Il y a quelques semaines, une journaliste me contacte par l’intermédiaire de ce blog. Elle prépare une série d’émissions sur le Japon pour NRJ12, dont une couvrant l’architecture de Tokyo. Je donne quelques pistes avec une liste d’architectes et de bâtiments intéressants. Ce sont toutes des maisons individuelles construites pour la plupart sur des espaces très réduits, et dans des zones résidentielles très denses par des architectes japonais. Les maisons peuvent être assez souvent fermées sur l’extérieur (pour se protéger de la proximité du voisinage) mais très ouvertes à l’intérieur (avec des étages souvent interconnectées pour regagner une sensation d’espace).

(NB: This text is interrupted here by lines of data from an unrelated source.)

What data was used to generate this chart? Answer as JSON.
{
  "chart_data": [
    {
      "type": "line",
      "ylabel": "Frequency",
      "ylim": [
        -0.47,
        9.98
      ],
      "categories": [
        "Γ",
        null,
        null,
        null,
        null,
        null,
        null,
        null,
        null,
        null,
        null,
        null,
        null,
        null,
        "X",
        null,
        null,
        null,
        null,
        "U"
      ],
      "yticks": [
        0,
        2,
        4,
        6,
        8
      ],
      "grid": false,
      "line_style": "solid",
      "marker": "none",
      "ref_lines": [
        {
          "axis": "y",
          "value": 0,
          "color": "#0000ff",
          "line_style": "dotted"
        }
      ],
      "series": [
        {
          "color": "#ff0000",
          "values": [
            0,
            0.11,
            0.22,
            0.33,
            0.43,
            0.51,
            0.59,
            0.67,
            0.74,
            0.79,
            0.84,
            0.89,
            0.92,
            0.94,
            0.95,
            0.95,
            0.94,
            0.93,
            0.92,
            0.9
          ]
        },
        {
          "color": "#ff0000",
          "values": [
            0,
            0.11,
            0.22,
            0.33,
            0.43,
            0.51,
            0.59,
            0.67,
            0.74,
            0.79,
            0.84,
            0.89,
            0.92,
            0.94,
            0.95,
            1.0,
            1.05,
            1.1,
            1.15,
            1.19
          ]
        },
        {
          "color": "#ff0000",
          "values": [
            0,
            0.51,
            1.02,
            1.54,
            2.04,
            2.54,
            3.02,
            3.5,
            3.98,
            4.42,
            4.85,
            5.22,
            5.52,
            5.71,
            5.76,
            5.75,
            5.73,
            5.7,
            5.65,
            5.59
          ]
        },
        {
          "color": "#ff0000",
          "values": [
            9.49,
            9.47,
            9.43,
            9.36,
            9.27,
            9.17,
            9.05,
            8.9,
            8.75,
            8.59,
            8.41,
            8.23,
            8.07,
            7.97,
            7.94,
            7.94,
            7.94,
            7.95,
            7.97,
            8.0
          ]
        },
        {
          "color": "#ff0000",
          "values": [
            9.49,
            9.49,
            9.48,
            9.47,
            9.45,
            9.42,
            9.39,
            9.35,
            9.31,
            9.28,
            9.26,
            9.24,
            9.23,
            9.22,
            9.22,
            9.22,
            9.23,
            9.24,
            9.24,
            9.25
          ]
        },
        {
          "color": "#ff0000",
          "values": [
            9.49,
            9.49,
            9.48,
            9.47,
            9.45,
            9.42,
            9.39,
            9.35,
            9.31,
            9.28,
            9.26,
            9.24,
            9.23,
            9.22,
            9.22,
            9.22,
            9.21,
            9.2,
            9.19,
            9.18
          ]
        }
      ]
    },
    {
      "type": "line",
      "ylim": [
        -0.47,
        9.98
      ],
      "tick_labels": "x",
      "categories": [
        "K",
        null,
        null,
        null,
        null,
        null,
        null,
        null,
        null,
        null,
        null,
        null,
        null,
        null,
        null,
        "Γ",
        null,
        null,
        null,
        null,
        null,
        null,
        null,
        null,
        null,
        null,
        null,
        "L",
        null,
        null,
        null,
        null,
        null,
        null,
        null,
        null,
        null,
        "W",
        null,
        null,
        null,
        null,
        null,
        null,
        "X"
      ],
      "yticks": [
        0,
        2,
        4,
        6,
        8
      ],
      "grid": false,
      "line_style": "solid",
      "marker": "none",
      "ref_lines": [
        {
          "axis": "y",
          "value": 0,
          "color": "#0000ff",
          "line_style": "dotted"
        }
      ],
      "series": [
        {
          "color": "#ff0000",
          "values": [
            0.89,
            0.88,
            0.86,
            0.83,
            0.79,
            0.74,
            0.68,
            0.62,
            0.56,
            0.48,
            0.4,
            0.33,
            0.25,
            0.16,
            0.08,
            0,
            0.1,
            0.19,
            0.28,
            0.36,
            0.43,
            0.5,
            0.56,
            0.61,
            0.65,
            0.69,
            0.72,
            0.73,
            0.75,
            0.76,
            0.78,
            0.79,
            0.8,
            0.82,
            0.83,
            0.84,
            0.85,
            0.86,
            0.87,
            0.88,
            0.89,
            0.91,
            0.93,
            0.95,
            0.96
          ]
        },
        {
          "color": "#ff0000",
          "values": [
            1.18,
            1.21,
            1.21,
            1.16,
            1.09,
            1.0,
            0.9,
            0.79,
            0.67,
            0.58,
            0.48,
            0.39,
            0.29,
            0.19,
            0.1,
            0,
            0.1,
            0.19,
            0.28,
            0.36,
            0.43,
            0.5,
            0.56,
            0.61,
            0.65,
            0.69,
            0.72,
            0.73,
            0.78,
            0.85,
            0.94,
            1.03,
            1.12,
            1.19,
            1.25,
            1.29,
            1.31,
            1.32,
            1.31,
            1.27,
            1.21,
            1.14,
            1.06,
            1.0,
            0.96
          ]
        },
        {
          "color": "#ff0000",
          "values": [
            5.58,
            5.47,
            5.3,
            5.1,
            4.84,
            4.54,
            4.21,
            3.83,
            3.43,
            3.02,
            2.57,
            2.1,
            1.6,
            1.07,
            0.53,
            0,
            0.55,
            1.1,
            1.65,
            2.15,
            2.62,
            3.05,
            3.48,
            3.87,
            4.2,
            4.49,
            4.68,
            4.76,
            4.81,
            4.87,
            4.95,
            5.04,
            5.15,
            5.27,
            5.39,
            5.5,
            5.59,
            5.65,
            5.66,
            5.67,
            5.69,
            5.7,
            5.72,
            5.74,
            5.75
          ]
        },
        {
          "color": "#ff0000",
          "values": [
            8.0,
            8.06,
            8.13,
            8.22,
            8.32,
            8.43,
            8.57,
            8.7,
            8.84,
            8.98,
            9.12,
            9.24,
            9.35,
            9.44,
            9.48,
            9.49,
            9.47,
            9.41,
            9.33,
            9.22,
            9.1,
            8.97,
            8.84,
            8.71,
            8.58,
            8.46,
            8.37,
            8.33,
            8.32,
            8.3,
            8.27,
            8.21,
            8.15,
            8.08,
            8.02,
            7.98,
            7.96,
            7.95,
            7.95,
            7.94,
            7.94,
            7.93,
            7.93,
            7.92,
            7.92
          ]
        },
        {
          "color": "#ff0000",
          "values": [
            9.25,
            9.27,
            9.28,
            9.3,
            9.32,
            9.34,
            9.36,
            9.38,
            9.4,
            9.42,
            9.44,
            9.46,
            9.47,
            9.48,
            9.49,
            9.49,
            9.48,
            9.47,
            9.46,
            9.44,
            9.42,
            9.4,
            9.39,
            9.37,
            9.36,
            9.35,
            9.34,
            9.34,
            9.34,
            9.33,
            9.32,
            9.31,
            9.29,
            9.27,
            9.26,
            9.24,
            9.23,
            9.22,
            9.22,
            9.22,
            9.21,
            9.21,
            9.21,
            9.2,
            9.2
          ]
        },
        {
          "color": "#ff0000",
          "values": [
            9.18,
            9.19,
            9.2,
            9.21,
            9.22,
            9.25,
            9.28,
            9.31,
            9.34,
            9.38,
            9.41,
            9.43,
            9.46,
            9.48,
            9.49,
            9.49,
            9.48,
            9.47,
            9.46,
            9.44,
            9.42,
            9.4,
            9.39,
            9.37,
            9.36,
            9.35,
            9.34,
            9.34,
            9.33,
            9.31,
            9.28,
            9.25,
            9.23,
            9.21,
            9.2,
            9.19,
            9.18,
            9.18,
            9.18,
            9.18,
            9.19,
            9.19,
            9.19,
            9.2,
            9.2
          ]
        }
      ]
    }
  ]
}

C’est un type de design à la recherche d’espace sur de petits terrains avec très souvent des teintes blanches, qui sont assez typiques des créations d’architectes ces dernières années.

1. Sou Fujimoto: Tokyo Apartment, House H, House NA
2. Atelier Tekuto: Reflection of mineral, Monoclinic, Lucky Drops
3. Appollo Architects: SIGN, LATTICE
4. Unemori Architect: Small House
5. Makoto Takei + Chie Nabeshima / TNA: Mosaic House
6. Atelier Bow-Wow: Sway House
7. Architecton / Akira Yoneda: White Base, HP
8. Junichi Sanpei ALX: On the cherry blossom house, Sorte
9. Atelier Takuo Iizuka: House with no Kitchen
10. Mount Fuji Architects: Sakura

Je ne sais pas ce qui adviendra de mes recommandations donc en attendant je les garde en mémoire sur ce billet.